Tra Calderoli e la serietà Maroni sceglie Calderoli

calderoliHo aspettato un po’ a scriverne. Dentro di me speravo che alla fine prevalesse la ragionevolezza  e un ritrovato senso dell’istituzione. Così non é stato, anzi abbiamo assistito ad un crescendo di demagogia, esasperazione e banalizzazione davvero imbarazzanti.
Sì, mi riferisco alle “battute” del senatore Calderoli sul Ministro dell’integrazione Cécile Kyenge, tanto più gravi dato il suo ruolo di Vice Presidente del Senato. Che l’esponente leghista avesse scarso rispetto  degli altri,  che usasse appellativi insultanti e toni provocatori lo si sa da sempre, è nel DNA del suo partito, è  stato il modo di far politica di tanti suoi esponenti che poi hanno adeguato il loro linguaggio. Lui ne è rimasto, assieme a Borghezio, che riesce ad essere persino peggio, Boso e pochi altri, fedele interprete, quasi a ricordare, in fondo, qual’è il sentimento vero che cova sotto la cenere.
Quanto detto sul Ministro Kyenge è però inaccettabile, perchè è dettato da un rifiuto “dell’altro”, dalla volontà, ancora una volta, di cavalcare il malessere sociale per scagliarlo  contro qualcuno. È tipico di chi fa politica limitandosi ad essere megafono stonato dei disagi invece che cercare di provare a dare risposte. È abitudine soprattutto della Lega mascherare i propri insuccessi dietro slogan e proclami. Su questo bisogna essere duri e intransigenti. Verso Calderoli: avrebbe dovuto dimettersi immediatamente. Verso Maroni e la dirigenza del suo partito: hanno nicchiato sulla gravità del fatto, fortemente minimizzato con la loro base . Non è un interlocutore serio un Presidente di Regione, nonché segretario di partito, che non impone a Calderoli di dimettersi da vicepresidente del Senato. Non lo é verso l’istituzione che rappresenta e persino verso i tanti esponenti Leghisti che in varie sedi  con serietà ed impegno provano  a mettere in campo azioni politiche che, anche se non sempre condivise, nascono comunque dalla volontà di offrire soluzioni.

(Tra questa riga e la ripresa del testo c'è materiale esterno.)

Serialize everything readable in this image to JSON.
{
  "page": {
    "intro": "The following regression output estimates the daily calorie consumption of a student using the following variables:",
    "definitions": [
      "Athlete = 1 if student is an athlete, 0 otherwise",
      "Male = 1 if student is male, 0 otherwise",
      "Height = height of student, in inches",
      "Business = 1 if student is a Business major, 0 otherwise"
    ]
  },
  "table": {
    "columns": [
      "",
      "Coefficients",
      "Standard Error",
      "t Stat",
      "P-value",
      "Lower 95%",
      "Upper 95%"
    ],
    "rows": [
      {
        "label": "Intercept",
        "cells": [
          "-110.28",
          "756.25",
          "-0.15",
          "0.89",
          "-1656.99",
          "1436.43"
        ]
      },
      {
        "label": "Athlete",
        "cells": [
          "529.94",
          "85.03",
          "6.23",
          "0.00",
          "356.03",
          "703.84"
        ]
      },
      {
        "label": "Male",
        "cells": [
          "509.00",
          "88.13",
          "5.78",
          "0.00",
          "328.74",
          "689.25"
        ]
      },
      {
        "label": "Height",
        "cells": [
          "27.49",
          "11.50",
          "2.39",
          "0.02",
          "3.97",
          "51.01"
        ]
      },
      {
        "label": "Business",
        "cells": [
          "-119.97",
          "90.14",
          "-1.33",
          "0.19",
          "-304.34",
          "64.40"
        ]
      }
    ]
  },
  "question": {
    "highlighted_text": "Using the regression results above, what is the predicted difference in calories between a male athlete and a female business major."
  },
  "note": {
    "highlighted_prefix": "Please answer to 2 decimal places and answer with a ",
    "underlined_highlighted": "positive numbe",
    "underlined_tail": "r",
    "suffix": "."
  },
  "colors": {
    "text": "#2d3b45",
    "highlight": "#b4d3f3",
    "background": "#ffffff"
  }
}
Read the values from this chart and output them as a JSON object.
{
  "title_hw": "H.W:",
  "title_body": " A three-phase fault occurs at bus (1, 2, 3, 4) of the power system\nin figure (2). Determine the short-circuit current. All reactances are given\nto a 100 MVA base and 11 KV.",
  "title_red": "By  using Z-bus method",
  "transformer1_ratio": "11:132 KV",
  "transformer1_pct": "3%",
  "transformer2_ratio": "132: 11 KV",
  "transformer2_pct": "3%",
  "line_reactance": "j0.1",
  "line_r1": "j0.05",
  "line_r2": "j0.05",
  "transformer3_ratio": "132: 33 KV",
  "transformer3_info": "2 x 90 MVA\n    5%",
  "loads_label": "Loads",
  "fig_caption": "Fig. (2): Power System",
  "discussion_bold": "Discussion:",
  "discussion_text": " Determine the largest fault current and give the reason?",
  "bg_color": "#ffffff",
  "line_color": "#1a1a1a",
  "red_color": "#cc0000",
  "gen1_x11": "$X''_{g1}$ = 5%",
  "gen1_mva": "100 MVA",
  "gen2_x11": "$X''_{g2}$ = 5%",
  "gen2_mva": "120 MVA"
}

Di contro anche a sinistra  è ora di smetterla. Berlusconi, Brunetta, Schifani vanno contrastati su base politica e istituzionale, gli argomenti non mancano certo, non sulla base del dileggio personale. A uscirne ridimensionati, anche in questo caso, è chi pronuncia certe frasi più di chi le subisce. Anche Grillo spero capisca che il turpiloquio verso tutto e tutti non può essere usato nel confronto politico con la stessa disinvoltura dello show comico.
Mi preoccupa vedere le giustificazioni qua e là espresse rispetto il motivo che sta dietro la frase di Calderoli. Non c’è lo spazio “culturale” per farlo. Non ci si può confrontare con chi non rispetta principi fondamentali, universalmente riconosciuti, ma che soprattutto cerca di montare in modo strumentale il malessere sociale indirizzandolo contro qualcuno. Nessuno cada nel tranello e si lasci ingannare da questa facile qanto pericolosa scorciatoia.
Caro Maroni, le/i lombarde/i hanno bisogno di risposte concrete, tagli dei ticket, riduzione dell’Irap e dell’addizionale, treni funzionanti (solo per fare esempi), non di “nemici” da combattere, costruiti e usati solo per nascondere le tante  incapacità e inadeguatezze.